We are afforded glimpses of the characters and mind of the young ones.
Early on, we can see that young Winifred is not her usual self. Her friend Bul-boo notices that her friend is disoriented.
We read: "Winifred didn't put her hand up (in class) today. Not once. She hardly put her head up. I kept looking at her sideways, waiting. But nothing. When the bell rang, she slipped out of the classroom as if she had never been there. Like a shadow. I stayed sitting for a while, wondering..."
Like a typical book for youngsters, we are introduced to the world of animals, which also quite fascinate the girls.
We find ourselves empathising with these creatures. Even Ifwafwa is likened to a snake.
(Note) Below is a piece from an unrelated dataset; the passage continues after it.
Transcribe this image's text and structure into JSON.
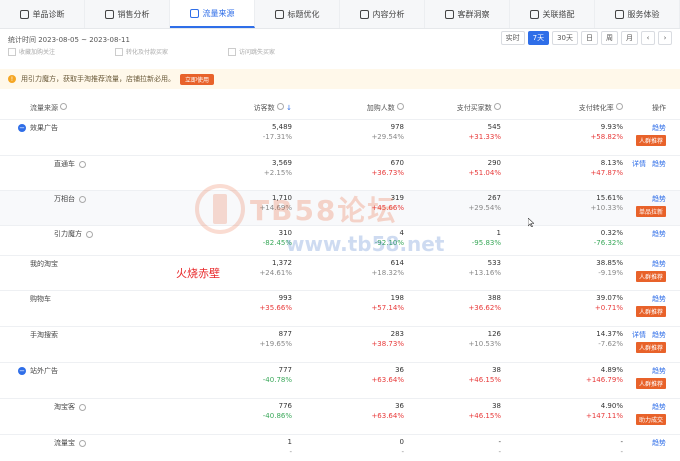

"Ifwafwa. Yes, that's what they call me. The puff adder. Slow and heavy, but fast to strike. The little one, Bul-Boo, she told me about the name. It's a nickname, she said, because you catch all the snakes and because your bicycle makes that noise, fwa-fwa-fwa."
This book intelligently combines a medley of story-telling approaches excellent for African children in particular. The vocabulary is simple and a didactic tone also works well here. Ifwafwa, for example, tells us: ".. That is why I tell stories. When I tell stories, my head is filled with other people who talk to me and know me. When I tell stories, my mother and grandmother come back to me. My grandmother scolds me and sends me off to look for eggs."
Many years ago, the likes of Enid Blyton churned out wonderful interesting books for children to read and enjoy around the world. In recent times, JK Rowling has of course become a phenomenon.
The author of this book shows in this debut work that she can spin a fine tale that would enthral young readers.
Indeed, this is a stirring, lyrical story from the butterfly heart of Africa. It will have appeal to the mainstream young reader and boost literacy in South Africa and in other parts of the continent.
The author, Paula Leyden, was born in Kenya and spent her childhood in Zambia. As a teenager, she moved with her family to South Africa, where she soon became involved in the struggle to end apartheid.
Since 2003 she has lived on a farm in Kilkenny, Ireland, with her partner and five children, where she breeds horses and writes. The Butterfly is her first novel.